PEM fuel cell systems in automotive application face challenging power requirements, as they must provide full load as well as part load efficiently. Especially in systems without an external humidifier, relatively low cathode stoichiometries and increased operating pressures are the key to prevent membrane dry-out by increasing the local relative humidity. During low load operation at increased temperature and pressure, low gas velocities within the flow field occur. Too low gas velocities are known to result in a transition of the two-phase flow from film flow to slug flow regime [1]. This transition within the flow field channel structure can result in a local or global blockage of the reactant paths by liquid water droplets.

While the flow regime transition within simple channel geometries is well known in literature, there is a lack of experimental data for full stack situations in fuel cell systems. Some work regarding the stationary minimal flow limitation exists [2], but countermeasures enabled by dynamic operation of the whole system are seldom in focus of systematic studies. However, well guided dynamic operation enables robust low load capability. The negative impact of flooding on stack power and lifetime can be minimized and a possible dry-out can be prevented, while maintaining a relatively low required compressor energy consumption.
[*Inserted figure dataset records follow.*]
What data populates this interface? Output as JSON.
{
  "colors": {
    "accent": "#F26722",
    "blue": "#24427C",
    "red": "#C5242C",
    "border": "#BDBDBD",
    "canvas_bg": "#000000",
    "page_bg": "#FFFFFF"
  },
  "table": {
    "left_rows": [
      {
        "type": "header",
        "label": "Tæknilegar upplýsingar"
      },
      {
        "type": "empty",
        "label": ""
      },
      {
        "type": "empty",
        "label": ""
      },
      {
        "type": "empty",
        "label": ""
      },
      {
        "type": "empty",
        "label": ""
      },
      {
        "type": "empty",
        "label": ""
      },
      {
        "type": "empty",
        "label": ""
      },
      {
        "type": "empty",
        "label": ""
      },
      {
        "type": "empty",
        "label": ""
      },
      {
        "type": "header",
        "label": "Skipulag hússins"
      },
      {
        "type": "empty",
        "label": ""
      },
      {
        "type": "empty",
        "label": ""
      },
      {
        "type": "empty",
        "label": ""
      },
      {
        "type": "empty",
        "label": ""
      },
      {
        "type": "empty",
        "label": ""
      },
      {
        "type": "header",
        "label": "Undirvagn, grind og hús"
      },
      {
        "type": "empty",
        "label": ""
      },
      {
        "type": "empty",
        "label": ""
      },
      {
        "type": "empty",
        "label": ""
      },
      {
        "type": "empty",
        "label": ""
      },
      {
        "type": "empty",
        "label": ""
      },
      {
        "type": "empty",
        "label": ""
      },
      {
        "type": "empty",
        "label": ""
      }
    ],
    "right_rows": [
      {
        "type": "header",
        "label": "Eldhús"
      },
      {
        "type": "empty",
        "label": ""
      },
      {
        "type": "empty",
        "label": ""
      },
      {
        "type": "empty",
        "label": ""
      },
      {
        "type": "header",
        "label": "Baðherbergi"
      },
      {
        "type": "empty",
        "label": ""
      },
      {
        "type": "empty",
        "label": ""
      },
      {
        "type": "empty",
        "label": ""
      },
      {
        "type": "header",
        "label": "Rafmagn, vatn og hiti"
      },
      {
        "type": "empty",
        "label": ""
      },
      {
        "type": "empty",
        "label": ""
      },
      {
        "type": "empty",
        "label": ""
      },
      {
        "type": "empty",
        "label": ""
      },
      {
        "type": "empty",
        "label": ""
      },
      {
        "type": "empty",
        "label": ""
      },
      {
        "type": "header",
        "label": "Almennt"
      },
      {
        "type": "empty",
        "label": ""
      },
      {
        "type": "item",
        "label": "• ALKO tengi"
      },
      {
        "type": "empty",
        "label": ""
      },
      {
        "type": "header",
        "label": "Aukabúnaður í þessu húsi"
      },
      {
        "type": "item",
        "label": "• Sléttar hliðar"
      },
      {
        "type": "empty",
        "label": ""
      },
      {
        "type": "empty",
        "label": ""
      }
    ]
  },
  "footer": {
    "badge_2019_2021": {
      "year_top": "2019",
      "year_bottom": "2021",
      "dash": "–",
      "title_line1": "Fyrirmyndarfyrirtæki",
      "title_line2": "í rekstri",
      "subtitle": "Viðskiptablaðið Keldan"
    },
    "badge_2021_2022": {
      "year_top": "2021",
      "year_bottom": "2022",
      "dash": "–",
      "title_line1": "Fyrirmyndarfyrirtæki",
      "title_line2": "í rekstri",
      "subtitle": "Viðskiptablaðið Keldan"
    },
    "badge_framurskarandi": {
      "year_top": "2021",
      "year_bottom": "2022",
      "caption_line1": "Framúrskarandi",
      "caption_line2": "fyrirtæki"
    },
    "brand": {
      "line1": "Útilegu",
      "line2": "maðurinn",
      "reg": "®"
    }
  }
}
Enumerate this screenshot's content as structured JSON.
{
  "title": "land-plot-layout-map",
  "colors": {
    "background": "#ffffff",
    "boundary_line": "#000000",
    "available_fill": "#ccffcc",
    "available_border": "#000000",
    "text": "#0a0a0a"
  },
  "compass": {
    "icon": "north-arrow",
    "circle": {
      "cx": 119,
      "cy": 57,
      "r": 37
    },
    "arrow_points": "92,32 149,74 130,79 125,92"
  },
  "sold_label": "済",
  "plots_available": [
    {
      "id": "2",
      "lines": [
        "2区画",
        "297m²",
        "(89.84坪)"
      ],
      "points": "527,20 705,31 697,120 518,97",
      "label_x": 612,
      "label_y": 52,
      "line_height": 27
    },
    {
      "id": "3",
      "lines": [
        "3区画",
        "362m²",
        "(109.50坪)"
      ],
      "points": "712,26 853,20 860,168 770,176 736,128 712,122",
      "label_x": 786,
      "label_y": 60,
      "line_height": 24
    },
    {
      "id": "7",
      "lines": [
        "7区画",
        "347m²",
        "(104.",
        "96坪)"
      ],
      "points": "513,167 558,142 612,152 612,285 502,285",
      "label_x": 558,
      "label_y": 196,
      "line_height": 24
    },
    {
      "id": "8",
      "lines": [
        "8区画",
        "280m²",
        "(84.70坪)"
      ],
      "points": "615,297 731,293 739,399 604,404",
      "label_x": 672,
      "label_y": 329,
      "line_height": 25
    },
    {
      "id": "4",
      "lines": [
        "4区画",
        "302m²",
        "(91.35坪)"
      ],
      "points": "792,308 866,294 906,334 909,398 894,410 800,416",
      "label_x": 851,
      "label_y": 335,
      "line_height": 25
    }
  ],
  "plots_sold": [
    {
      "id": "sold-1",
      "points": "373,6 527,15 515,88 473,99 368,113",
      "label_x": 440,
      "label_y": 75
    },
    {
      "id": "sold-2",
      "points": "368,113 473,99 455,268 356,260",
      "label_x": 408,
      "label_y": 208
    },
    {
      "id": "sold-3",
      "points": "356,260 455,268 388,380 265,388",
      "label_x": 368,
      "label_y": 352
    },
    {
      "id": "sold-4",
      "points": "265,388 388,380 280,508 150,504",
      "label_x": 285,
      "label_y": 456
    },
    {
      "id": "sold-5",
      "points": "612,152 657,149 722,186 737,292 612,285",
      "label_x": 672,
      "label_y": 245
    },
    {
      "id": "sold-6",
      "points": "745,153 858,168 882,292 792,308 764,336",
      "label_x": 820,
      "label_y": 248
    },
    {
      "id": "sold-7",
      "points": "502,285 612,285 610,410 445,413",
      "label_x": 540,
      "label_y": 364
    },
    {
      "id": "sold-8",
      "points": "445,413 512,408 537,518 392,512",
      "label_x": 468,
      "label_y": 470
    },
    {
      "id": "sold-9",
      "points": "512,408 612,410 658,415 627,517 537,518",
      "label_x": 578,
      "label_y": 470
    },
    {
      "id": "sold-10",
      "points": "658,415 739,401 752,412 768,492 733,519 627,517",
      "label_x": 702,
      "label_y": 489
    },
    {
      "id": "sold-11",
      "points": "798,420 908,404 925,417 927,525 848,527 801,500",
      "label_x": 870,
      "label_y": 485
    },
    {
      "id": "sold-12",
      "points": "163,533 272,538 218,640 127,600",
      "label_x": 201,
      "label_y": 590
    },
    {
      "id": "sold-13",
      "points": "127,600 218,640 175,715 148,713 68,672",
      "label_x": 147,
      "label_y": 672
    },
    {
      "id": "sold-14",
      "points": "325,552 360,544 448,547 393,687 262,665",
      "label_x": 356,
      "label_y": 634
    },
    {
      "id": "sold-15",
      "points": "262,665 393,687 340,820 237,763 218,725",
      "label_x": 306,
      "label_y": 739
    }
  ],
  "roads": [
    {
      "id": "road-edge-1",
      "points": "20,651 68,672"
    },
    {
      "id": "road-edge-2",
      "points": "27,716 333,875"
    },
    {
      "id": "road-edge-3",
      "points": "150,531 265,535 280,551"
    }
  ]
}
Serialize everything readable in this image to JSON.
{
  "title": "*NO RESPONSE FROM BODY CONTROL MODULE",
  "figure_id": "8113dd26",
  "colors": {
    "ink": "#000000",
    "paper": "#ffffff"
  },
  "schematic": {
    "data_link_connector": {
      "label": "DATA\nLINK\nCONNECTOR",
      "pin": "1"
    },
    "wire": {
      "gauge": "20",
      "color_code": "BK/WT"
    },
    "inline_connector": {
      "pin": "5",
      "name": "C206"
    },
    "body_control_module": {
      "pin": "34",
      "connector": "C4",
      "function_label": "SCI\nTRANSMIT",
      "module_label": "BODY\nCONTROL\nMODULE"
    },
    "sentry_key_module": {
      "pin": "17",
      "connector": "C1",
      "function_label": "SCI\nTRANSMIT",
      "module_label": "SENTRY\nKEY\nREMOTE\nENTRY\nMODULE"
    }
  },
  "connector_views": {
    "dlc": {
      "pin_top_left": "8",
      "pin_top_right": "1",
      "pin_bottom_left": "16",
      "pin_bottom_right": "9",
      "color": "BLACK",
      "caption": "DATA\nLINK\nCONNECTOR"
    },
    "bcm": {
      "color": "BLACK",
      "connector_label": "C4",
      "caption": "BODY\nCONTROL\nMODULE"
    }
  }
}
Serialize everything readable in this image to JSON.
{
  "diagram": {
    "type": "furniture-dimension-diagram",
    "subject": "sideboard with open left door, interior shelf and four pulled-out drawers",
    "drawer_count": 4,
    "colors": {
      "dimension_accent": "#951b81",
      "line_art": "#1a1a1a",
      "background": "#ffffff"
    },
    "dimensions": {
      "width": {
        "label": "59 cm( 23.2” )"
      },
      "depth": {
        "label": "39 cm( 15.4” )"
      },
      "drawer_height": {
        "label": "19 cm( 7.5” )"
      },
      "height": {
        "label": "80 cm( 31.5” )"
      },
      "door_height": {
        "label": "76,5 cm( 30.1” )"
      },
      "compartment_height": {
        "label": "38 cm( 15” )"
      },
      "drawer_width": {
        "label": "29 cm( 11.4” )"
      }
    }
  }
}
In the work to be presented, targeted experiments conducted with an automotive fuel cell system confirm the existence of a minimum cathode gas velocity for a stable operation and its relevance in application-like operation. It is shown that during low load operation of a non-humidified system, the targets of sufficient membrane humidification and liquid water drainage are incompatible. Because of a response time of multiple seconds until flooding or dry-out occurs, an intermittent operation with periodic switching between two operating points becomes feasible. During the first phase, the membrane is humidified due to a relatively low cathode stoichiometry and an increased cathode inlet pressure. As the liquid water accumulation becomes critical, the pressure is decreased and the stoichiometry is increased for the second phase, where droplets are blown out by utilizing a high gas velocity, as shown in figure 1.

The exemplary results suggest that dynamic water management analysis can widen the operating range of a fuel cell system towards lower loads due to dynamic control. It is expected that a deeper understanding of the underlying processes will allow the development of optimized control strategies in the future.

[1] M. Grimm, E.J. See, S.G. Kandlikar. Modeling gas flow in PEMFC channels: Part I – Flow pattern transitions and pressure drop in a simulated ex situ channel with uniform water injection through the GDL. Int. Journal of Hydrogen Energy 37, 12489-12503 (2012).
[2] D. Jenssen, O. Berger, U. Krewer. Anode flooding characteristics as design boundary for a hydrogen supply system for automotive polymer electrolyte membrane fuel cells. Journal of Power Sources 298, 249-258 (2015).

Figure 1: Normalized current, high frequency resistance, cell voltages, cathode stoichiometry, cathode inlet pressure and cathode inlet velocity, measured on a system test rig during intermittent low load operation. The operating point is periodically switched between membrane humidification (green) and liquid water drainage (orange).